At issue with the DPRRD were city spending and the granting of variances they feel are detrimental to the plan’s objectives—creating a pedestrian-friendly village with a mix of shops, restaurants, residences and ample parking—in the areas of density, height, views, traffic and parking. The Town Center Initiative includes amendments to the Town Center Plan the DPRRD believes will “close developer loopholes … and strengthen protections for Dana Point residents,” such as a strict three-story, 40-foot height limit for buildings and the return to the parking plan in place (a plan inherited from the county before the city was incorporated) when the Town Center Plan was completed and approved in 2006.
A central focus of the DPRRD’s initiative was due to variances granted for the Majestic mixed-use development and the city’s approval of a parking plan for the district.
City Council, in 2015, approved a height variance for the Majestic project in order to accommodate extra height needed only for elevator towers and safety railings to be added to rooftop decks. The proposed buildings, however, meet the 40-foot height requirement. A variance was also granted for a residential portion of the project, not fronting the street, to have four stories of housing instead of the three stories allowed by the plan. The height of the four-story section of the structure would not increase to accommodate the extra floor.

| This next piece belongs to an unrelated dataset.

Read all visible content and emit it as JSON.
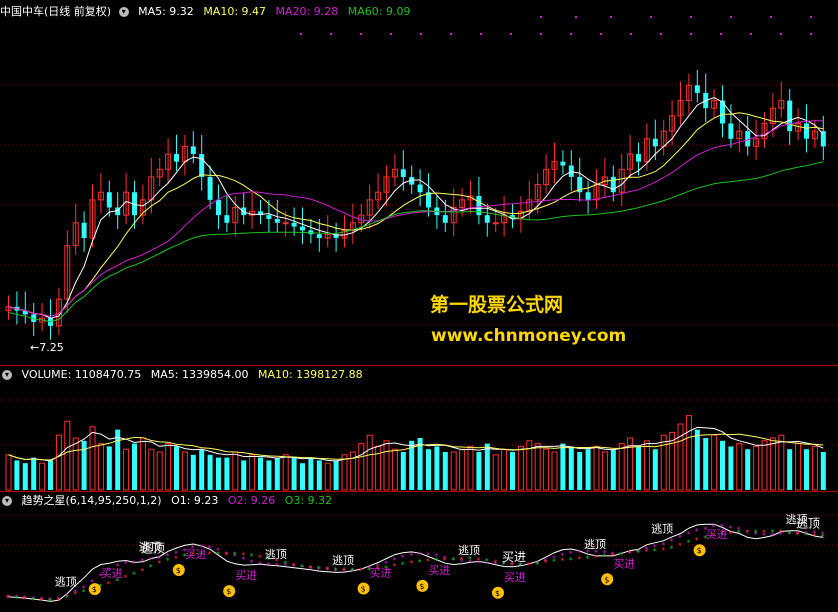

Prior to the City Council’s July 2015 approval of a parking plan for the Town Center/Lantern District, the original Town Center Plan had no parking plan included within its text. Members of the DPRRD argued that the city’s plan would ultimately provide too little parking and favored developers by allowing them to pay in lieu fees to satisfy parking requirements for their projects. The city’s plan was crafted using information provided via a parking study by consultants Nelson Nygaard that found existing parking more than adequate to handle increases, sitting 44 percent empty at peak hours, and that the city’s parking regulations inherited from the county were inappropriate for the type of district the Town Center Plan aimed to create and the higher-than-necessary requirements would be discouraging of development. The city plan—subject to approval by the California Coastal Commission—includes shared parking as well as provisions for parking benefit districts and preferential parking districts.
The Town Center Initiative petition, filed by resident Betty Hill, on behalf of DPRRD, received and filed 4,240 signatures in September 2015, exceeding the minimum requirement of 3,080, 15 percent of the city’s 20,398 registered voters. The Orange County Registrar of voters certified the Town Center Initiative in October 2015. In November 2015, City Council certified it—and authorized $13,672 from general fund reserves be paid to the registrar to cover the signature verification costs—but asked for a staff report before deciding whether to adopt the initiative ordinance or set it for either special or general election.
After hearing the report in December—which included cost estimates for a stand-alone special election of $109,272 to $120,597—the council voted unanimously to set the Town Center Initiative for the June 7 regular election.
The impact report, prepared and presented in December by Kathe Head, managing principal for Keyser Marston and Associates, found the Town Center Initiative likely to result in the Town Center/Lantern District area’s failure by rendering it unable to attract developers due to the changes’ damaging effects on land values.
On Jan. 19, the council, again by unanimous vote, chose to explore the possibility of preparing its own ballot initiative to compete in the June election with the Town Center Initiative. The idea was raised when Councilman Joe Muller cited interactions with residents confused about the Town Center Initiative and what its adoption would actually mean for the Town Center/Lantern District’s future.